Nasar Iqbal y Julietta vivían junto a sus hijos, uno de tres años y otro recién nacido de apenas pocos meses. Los servicios sociales los conocían y los visitaron hasta en 88 ocasiones desde que tuvieron conocimiento de que habían desembarcado en la sucursal en septiembre de 2020.

Una causa accidental provocó el incendio que acabaría con sus vidas

Los cuatro integrantes de la familia fueron localizados pero habían inhalado demasiado humo a pesar de los intentos de las ambulancias del SEM por reanimarlos.

Otras cuatro personas que convivían con la familia fallecida pudieron salvar sus vidas refugiándose en el sótano con acceso a un patio interior desde donde pidieron auxilio a los vecinos que avisaron inmediatamente a los bomberos a las 5.56 h de la madrugada.

Los servicios sociales cubrían algunos servicios básicos de la familia

Durante el último año, servicios sociales hizo un seguimiento intensivo con visitas periódicas a la familia para proveer alimentos, velar por la escolarización del menor de tres años, dar servicio de pediatría al bebé y proporcionar ayudas económicas puntuales para pañales, farmacia o transporte.

“Era una familia con la que teníamos una buena vinculación. No era una familia que proactivamente se acercó a los servicios sociales sino que fueron los servicios sociales los que se acercaron a ellos”, indicó la teniente de alcalde de Derechos Sociales, Laura Pérez.
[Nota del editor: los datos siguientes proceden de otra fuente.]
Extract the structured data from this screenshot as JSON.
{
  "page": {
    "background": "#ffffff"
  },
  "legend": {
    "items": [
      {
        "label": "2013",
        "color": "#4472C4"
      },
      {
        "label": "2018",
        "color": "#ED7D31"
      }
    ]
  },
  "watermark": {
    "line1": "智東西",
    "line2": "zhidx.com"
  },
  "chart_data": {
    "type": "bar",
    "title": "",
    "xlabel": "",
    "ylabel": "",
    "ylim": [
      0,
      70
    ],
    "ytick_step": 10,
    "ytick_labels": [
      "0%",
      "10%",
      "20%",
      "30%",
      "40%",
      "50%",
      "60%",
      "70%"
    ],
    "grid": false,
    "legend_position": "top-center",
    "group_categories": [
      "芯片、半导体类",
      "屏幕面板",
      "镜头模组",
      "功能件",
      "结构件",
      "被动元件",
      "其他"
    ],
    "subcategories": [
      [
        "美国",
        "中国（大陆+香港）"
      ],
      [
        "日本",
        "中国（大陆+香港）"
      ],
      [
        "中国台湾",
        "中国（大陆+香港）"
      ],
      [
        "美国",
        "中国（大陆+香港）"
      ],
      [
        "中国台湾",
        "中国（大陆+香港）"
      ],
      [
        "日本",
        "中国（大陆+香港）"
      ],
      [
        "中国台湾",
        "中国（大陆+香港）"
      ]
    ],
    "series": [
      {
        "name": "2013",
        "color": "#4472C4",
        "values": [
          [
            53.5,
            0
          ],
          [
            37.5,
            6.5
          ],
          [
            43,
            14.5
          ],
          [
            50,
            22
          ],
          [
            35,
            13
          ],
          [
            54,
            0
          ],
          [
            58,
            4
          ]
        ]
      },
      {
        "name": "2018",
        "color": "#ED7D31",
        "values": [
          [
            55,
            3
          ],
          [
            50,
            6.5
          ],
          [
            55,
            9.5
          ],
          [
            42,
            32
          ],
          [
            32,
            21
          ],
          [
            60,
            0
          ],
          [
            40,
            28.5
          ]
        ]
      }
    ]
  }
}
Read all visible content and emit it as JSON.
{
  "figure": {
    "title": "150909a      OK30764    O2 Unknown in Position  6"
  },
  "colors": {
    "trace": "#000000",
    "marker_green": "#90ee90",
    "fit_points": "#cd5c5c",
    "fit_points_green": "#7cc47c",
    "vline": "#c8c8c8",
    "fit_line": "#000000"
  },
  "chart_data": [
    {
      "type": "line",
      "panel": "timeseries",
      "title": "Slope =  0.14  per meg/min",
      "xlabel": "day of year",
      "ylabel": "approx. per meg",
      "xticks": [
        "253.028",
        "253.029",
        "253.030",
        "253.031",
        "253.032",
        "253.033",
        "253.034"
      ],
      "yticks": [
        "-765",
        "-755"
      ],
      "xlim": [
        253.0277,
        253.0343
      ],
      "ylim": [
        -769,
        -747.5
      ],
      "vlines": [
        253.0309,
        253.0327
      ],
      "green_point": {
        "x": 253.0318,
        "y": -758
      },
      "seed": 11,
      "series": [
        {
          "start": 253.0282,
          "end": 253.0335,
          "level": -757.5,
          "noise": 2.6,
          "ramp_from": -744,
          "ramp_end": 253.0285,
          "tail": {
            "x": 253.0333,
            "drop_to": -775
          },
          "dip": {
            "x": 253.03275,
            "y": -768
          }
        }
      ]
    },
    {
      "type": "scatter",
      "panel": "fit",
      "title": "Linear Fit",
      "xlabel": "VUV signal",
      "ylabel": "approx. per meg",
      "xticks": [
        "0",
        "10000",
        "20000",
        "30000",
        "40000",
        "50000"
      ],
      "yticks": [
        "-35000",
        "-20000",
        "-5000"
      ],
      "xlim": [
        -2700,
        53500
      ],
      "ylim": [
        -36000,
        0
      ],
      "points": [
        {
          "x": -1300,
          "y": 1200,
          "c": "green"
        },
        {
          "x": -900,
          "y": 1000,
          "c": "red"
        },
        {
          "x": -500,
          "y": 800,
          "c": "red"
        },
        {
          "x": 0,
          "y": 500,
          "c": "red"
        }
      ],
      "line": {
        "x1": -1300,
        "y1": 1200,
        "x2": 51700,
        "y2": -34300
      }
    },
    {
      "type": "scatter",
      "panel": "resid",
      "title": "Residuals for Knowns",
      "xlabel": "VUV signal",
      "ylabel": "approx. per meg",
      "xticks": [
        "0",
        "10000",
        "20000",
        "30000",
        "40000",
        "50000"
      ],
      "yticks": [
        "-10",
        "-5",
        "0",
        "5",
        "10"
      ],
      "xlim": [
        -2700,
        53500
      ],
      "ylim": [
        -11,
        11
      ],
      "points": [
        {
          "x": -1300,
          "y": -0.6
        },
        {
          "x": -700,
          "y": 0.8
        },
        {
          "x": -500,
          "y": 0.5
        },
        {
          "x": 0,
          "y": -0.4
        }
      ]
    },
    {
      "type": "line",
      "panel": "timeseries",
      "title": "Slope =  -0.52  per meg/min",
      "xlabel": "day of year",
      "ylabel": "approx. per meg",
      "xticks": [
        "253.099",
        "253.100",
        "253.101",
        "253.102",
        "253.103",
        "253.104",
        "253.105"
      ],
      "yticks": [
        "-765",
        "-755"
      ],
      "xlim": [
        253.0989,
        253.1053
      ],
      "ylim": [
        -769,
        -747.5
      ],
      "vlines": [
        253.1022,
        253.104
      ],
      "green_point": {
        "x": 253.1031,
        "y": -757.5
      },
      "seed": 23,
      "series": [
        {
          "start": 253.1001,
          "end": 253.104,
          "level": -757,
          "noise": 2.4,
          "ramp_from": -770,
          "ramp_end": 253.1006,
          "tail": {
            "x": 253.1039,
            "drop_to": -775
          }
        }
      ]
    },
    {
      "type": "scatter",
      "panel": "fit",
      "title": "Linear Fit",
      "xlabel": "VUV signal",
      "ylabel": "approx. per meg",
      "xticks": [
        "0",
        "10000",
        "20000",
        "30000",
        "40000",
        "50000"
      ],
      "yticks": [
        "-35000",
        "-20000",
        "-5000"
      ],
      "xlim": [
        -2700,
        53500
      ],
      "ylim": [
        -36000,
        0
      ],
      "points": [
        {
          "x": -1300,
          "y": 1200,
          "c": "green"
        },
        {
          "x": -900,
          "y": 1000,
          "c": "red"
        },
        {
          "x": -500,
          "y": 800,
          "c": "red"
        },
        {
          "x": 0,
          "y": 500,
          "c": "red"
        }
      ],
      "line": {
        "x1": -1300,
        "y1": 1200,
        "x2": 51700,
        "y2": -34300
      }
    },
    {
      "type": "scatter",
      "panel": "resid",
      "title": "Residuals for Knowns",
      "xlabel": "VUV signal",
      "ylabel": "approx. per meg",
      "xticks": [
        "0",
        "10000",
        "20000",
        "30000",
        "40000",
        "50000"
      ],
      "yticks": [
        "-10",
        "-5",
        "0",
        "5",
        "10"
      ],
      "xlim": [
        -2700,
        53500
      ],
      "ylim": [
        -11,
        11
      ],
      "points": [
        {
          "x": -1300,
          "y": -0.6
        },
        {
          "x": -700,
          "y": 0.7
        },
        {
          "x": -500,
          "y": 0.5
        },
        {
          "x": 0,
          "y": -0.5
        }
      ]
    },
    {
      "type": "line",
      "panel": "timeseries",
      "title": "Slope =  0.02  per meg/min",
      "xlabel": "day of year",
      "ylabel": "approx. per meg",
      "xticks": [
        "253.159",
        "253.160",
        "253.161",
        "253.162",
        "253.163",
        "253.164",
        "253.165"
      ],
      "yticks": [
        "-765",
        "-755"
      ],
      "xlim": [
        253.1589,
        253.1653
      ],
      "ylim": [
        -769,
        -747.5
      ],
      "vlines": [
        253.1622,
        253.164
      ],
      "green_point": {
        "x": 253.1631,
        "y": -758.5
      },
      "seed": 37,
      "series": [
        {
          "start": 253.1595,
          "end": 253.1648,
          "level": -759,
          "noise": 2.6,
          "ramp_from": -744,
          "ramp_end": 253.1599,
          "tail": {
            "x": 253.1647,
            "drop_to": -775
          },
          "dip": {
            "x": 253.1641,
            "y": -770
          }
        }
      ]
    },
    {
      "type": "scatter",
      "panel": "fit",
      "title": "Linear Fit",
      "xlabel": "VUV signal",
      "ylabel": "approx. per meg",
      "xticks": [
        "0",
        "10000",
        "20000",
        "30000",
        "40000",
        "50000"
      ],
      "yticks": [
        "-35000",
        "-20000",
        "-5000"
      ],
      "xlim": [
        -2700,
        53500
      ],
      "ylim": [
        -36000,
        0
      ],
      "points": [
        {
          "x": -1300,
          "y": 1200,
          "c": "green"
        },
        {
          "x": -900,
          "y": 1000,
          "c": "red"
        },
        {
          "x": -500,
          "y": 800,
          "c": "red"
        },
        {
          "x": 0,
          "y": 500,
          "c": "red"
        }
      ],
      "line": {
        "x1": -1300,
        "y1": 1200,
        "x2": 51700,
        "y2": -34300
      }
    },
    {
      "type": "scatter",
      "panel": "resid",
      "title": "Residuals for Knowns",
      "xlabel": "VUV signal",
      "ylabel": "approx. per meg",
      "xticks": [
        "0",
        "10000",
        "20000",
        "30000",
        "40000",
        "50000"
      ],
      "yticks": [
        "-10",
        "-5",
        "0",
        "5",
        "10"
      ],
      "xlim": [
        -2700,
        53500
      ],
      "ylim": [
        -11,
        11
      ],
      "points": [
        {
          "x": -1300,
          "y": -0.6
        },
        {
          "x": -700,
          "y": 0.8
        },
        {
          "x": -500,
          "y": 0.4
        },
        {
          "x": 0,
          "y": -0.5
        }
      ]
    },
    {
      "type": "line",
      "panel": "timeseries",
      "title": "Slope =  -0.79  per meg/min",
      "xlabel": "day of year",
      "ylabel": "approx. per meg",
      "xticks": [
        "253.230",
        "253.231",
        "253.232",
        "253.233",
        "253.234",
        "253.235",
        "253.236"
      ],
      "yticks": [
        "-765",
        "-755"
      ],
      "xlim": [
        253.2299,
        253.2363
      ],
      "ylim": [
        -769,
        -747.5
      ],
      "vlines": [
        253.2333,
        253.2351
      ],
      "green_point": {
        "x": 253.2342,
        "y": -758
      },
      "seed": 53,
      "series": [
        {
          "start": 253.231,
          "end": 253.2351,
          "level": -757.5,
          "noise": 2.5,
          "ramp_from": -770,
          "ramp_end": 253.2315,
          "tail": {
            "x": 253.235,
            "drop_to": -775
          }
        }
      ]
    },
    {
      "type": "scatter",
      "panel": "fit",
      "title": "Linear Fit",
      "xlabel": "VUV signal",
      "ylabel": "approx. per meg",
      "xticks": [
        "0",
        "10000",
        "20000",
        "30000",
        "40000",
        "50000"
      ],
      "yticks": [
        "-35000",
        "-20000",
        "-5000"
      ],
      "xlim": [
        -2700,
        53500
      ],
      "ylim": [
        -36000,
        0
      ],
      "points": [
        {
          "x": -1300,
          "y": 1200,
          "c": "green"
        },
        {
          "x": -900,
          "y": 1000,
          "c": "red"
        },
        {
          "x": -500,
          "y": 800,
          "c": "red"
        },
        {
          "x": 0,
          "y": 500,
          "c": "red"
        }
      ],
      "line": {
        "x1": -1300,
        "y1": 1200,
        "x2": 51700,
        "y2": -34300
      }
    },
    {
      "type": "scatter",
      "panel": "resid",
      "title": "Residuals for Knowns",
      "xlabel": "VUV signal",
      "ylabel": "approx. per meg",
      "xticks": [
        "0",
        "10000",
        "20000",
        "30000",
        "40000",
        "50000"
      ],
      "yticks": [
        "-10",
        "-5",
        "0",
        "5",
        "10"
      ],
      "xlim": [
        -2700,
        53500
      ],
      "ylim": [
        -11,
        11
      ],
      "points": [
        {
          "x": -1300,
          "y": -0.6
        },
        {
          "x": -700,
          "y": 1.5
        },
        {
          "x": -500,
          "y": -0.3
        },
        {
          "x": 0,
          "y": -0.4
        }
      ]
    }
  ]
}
La alcaldesa Ada Colau elogió la labor de servicios sociales y denunció que la propiedad de Evo Banco “se había desentendido” del local. “No era una vivienda, era una oficina bancaria. no puede ser que las entidades se desentiendan. Lo que está claro es que el local no tenía las condiciones de una vivienda”, afirmó.

No obstante, servicios sociales no facilitó ninguna vivienda o pensión donde alojar a la familia. La propiedad, por su parte, denunció la ocupación en enero del 2020 y desde entonces estaba pendiente de que avanzasen los trámites del procedimiento judicial.

Hasta entonces, el Ayuntamiento inspeccionaba periódicamente el lugar para asegurarse de que las instalaciones de agua y luz del local estaban en buen estado. “Se analizó el edificio y se vio que no existía un riesgo inminente para los alojados. Se miró que funcionaban los interruptores, la ventilación y el suministro eléctrico”, dijo la teniente de alcalde de Derechos Sociales que agregó: “la familia mantenía el local en las mejores condiciones. Es infravivienda y no son las condiciones para vivir, pero la alternativa que le podíamos ofrecer era un realojo provisional que en casos de los que recogen chatarra no les encaja mucho”.